MORF-057 is an orally administered integrin receptor antagonist similar to Takeda Pharmaceuticals’ Entyvio (vedolizumab).
The FDA has approved Entyvio as a treatemnt for moderate-to-severe ulcerative colitis and Crohn’s disease in adults, and it is given as an intravenous (IV) infusion. A subcutaneous version of the drug is in the works.
The open-label EMERALD-1 study enrolled 35 patients with ulcerative colitis, each receiving MORF-057 100 mg twice daily. At 12 weeks, the study met its primary objective, demonstrating a significant reduction of 6.4 points in the Robarts Histopathology Index (RHI) score. The RHI measures histologic disease activity in ulcerative colitis. Additionally, the results show that the study participants experienced a 25.7% clinical remission rate based on the Modified Mayo Clinic Score (mMCS), and adverse events were generally mild.

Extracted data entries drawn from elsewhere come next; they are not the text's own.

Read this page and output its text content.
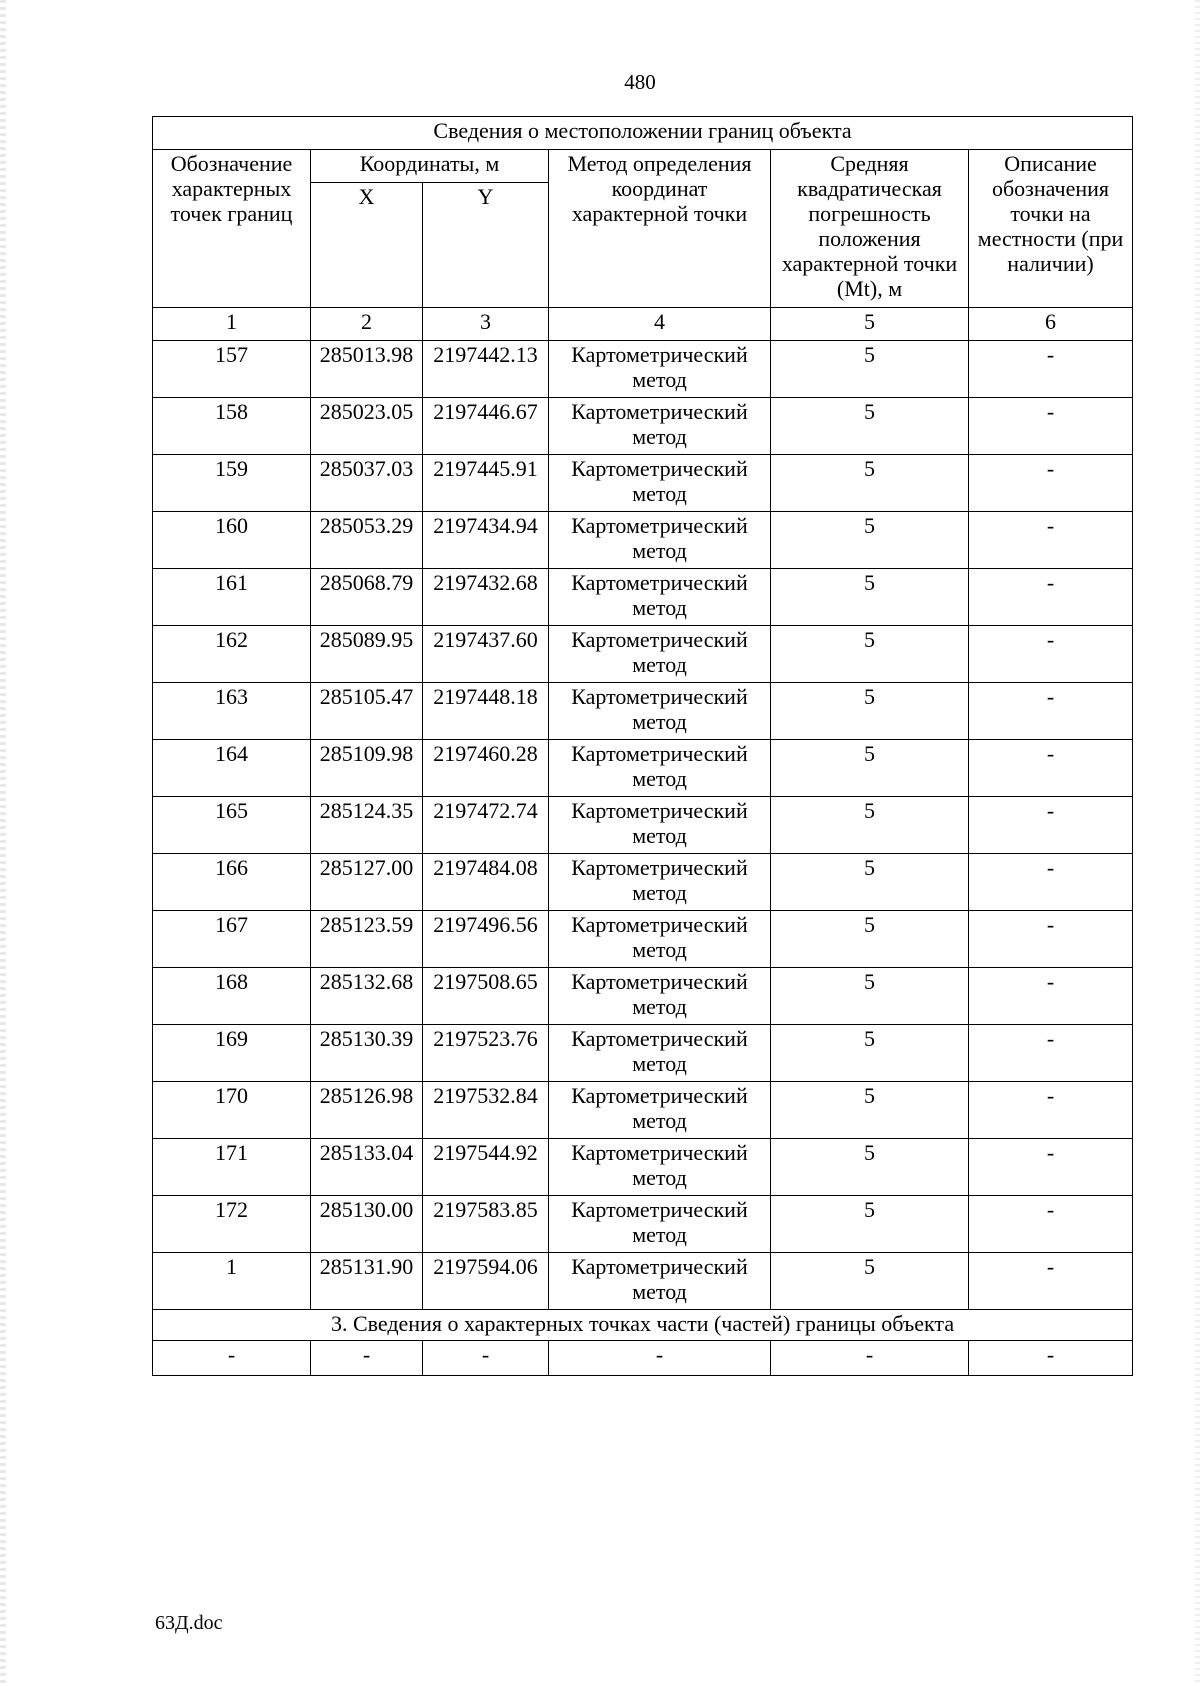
480
Сведения о местоположении границ объекта					
Обозначение характерных точек границ	Координаты, м		Метод определения координат характерной точки	Средняя квадратическая погрешность положения характерной точки (Mt), м	Описание обозначения точки на местности (при наличии)
	X	Y			
1	2	3	4	5	6
157	285013.98	2197442.13	Картометрический метод	5	-
158	285023.05	2197446.67	Картометрический метод	5	-
159	285037.03	2197445.91	Картометрический метод	5	-
160	285053.29	2197434.94	Картометрический метод	5	-
161	285068.79	2197432.68	Картометрический метод	5	-
162	285089.95	2197437.60	Картометрический метод	5	-
163	285105.47	2197448.18	Картометрический метод	5	-
164	285109.98	2197460.28	Картометрический метод	5	-
165	285124.35	2197472.74	Картометрический метод	5	-
166	285127.00	2197484.08	Картометрический метод	5	-
167	285123.59	2197496.56	Картометрический метод	5	-
168	285132.68	2197508.65	Картометрический метод	5	-
169	285130.39	2197523.76	Картометрический метод	5	-
170	285126.98	2197532.84	Картометрический метод	5	-
171	285133.04	2197544.92	Картометрический метод	5	-
172	285130.00	2197583.85	Картометрический метод	5	-
1	285131.90	2197594.06	Картометрический метод	5	-
3. Сведения о характерных точках части (частей) границы объекта					
-	-	-	-	-	-
63Д.doc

Based on these encouraging results, the company, which is headquartered in suburban Boston, plans to continue enrollment in the phase 2b EMERALD-2 study. EMERALD-2 is an ongoing randomized, double-blind, placebo-controlled trial enrolling adults with moderate-to-severe ulcerative colitis. Participants will be randomized to receive MORF-057 100 mg twice daily, 200 mg twice daily, a once-daily dose of the study drug, or placebo. The primary endpoint is the clinical remission rate based on the mMCS at 12 weeks. Primary results are expected in May 2025.

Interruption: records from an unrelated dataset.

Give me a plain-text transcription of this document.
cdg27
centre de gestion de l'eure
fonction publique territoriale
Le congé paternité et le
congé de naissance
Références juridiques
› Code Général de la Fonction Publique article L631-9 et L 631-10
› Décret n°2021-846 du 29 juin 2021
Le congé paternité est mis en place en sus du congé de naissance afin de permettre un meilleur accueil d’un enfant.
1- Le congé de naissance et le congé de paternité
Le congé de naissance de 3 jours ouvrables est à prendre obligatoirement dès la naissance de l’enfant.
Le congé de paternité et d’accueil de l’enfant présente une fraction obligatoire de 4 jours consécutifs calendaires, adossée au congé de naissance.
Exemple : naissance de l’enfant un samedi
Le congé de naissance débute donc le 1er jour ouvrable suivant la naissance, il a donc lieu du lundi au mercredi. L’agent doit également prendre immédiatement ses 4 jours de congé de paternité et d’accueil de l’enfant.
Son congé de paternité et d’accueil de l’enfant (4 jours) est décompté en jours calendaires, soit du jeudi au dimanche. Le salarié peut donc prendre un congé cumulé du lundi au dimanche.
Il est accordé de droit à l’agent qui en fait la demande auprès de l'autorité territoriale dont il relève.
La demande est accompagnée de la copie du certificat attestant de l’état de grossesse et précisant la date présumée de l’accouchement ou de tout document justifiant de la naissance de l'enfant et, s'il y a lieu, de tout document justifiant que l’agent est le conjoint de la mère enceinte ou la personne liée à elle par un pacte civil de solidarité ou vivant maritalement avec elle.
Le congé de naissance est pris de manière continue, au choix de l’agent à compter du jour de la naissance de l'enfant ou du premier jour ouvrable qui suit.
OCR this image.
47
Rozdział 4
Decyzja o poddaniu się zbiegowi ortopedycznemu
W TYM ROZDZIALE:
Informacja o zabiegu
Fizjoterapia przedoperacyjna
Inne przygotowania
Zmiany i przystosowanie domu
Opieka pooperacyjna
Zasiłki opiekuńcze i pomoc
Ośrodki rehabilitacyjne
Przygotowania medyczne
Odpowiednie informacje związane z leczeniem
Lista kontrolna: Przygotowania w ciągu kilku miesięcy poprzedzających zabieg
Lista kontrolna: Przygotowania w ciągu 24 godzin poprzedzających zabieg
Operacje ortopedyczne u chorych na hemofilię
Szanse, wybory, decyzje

Morphic seeks to develop a safe and effective oral treatment for ulcerative colitis. Bruce Sands, M.D., M.S., chief of gastroenterology division at the Mount Sinai Health System, said in a press release, “There are three desired attributes in an [inflammatory bowel disease (IBD)] treatment: favorable safety profile, meaningful clinical efficacy, and oral route of administration. Currently approved IBD treatments achieve at most two of these qualities and force patients to compromise; we need a new option to treat IBD patients that combines a high rate of clinical remission with a favorable safety profile in oral formulation.”

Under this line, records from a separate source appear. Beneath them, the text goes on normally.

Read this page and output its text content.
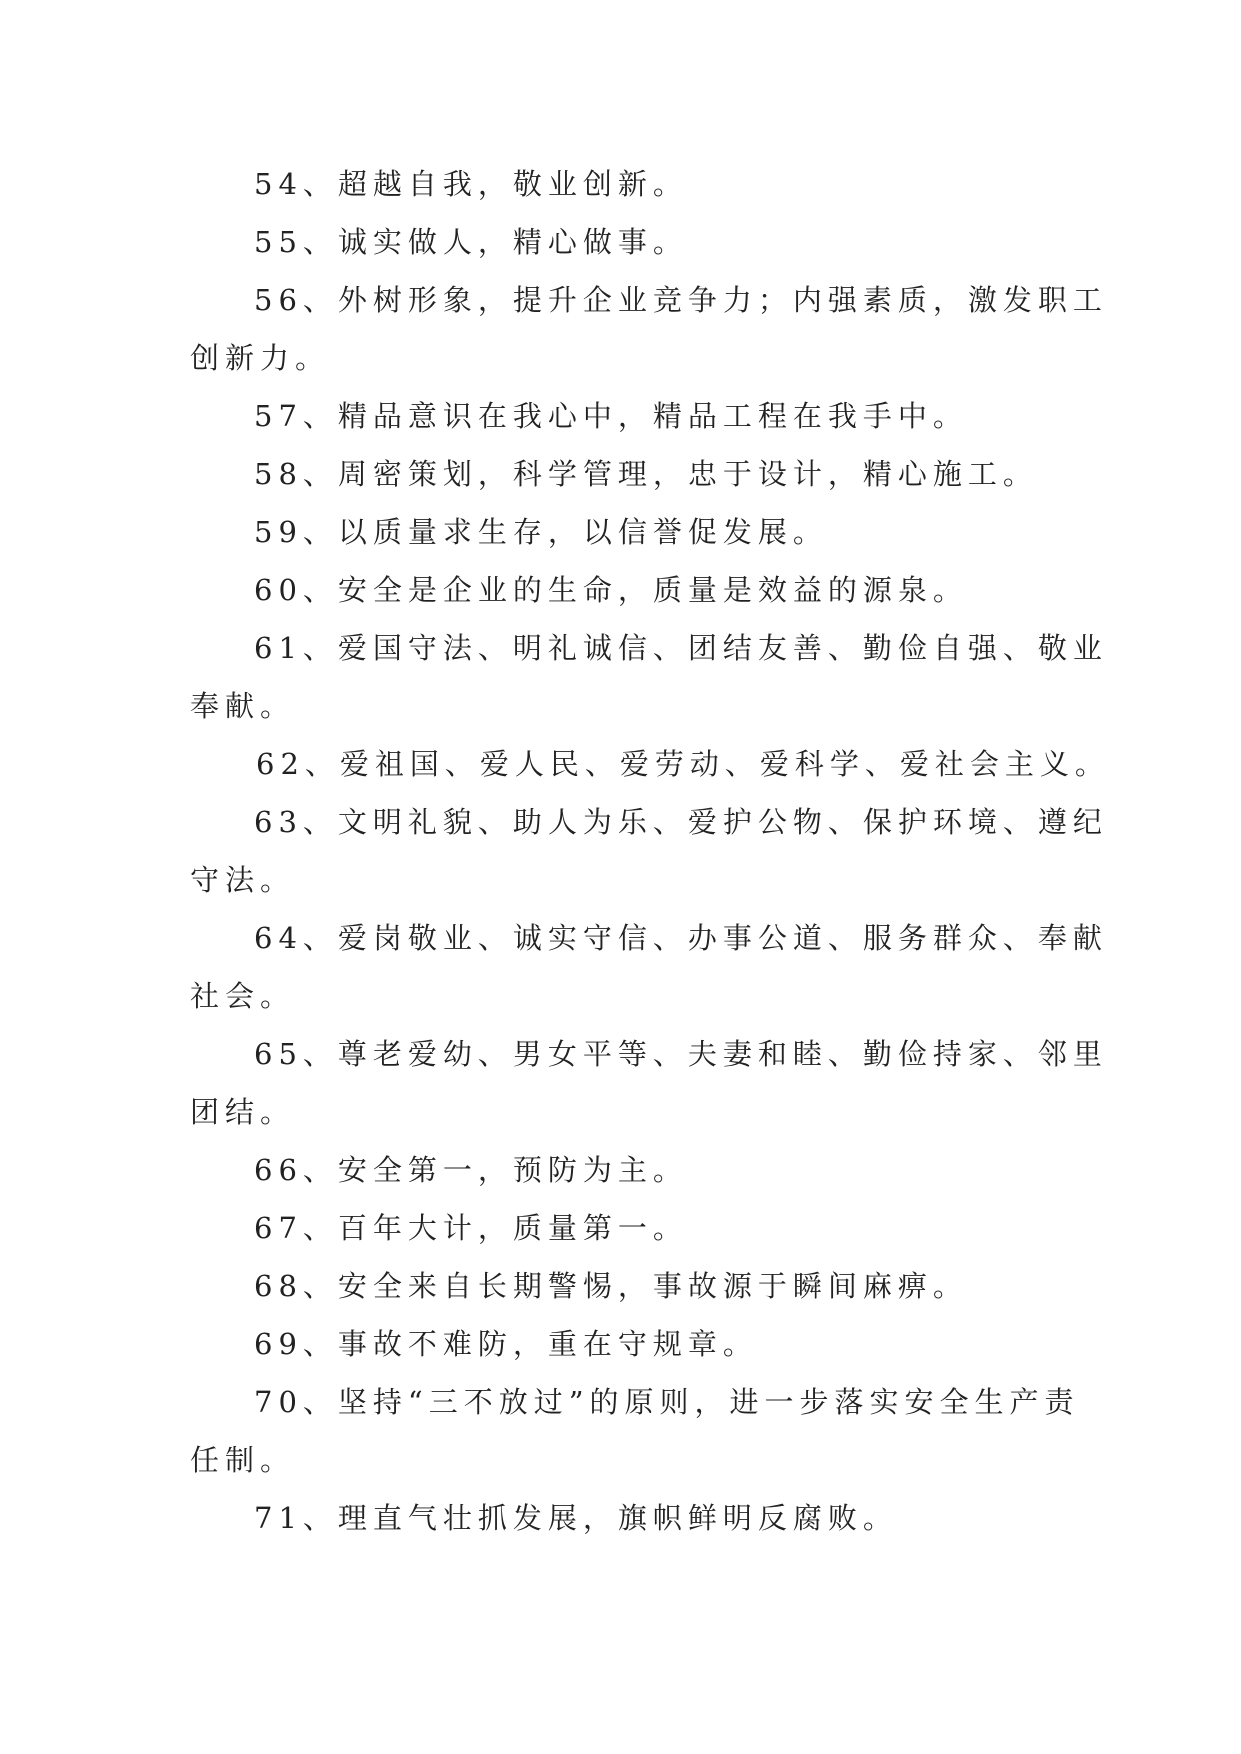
54、超越自我，敬业创新。

55、诚实做人，精心做事。

56、外树形象，提升企业竞争力；内强素质，激发职工

创新力。

57、精品意识在我心中，精品工程在我手中。

58、周密策划，科学管理，忠于设计，精心施工。

59、以质量求生存，以信誉促发展。

60、安全是企业的生命，质量是效益的源泉。

61、爱国守法、明礼诚信、团结友善、勤俭自强、敬业

奉献。

62、爱祖国、爱人民、爱劳动、爱科学、爱社会主义。

63、文明礼貌、助人为乐、爱护公物、保护环境、遵纪

守法。

64、爱岗敬业、诚实守信、办事公道、服务群众、奉献

社会。

65、尊老爱幼、男女平等、夫妻和睦、勤俭持家、邻里

团结。

66、安全第一，预防为主。

67、百年大计，质量第一。

68、安全来自长期警惕，事故源于瞬间麻痹。

69、事故不难防，重在守规章。

70、坚持“三不放过”的原则，进一步落实安全生产责

任制。

71、理直气壮抓发展，旗帜鲜明反腐败。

If approved, MORF-057 would likely compete with Entyvio.
It may also need to compete with Pfizer’s etrasimod, an oral selective sphingosine-1-phosphate (S1P) receptor modulator developed for the treatment of moderate-to-severe ulcerative colitis. The FDA is scheduled to make an approval decision about estrasimod sometime during the second half of this year.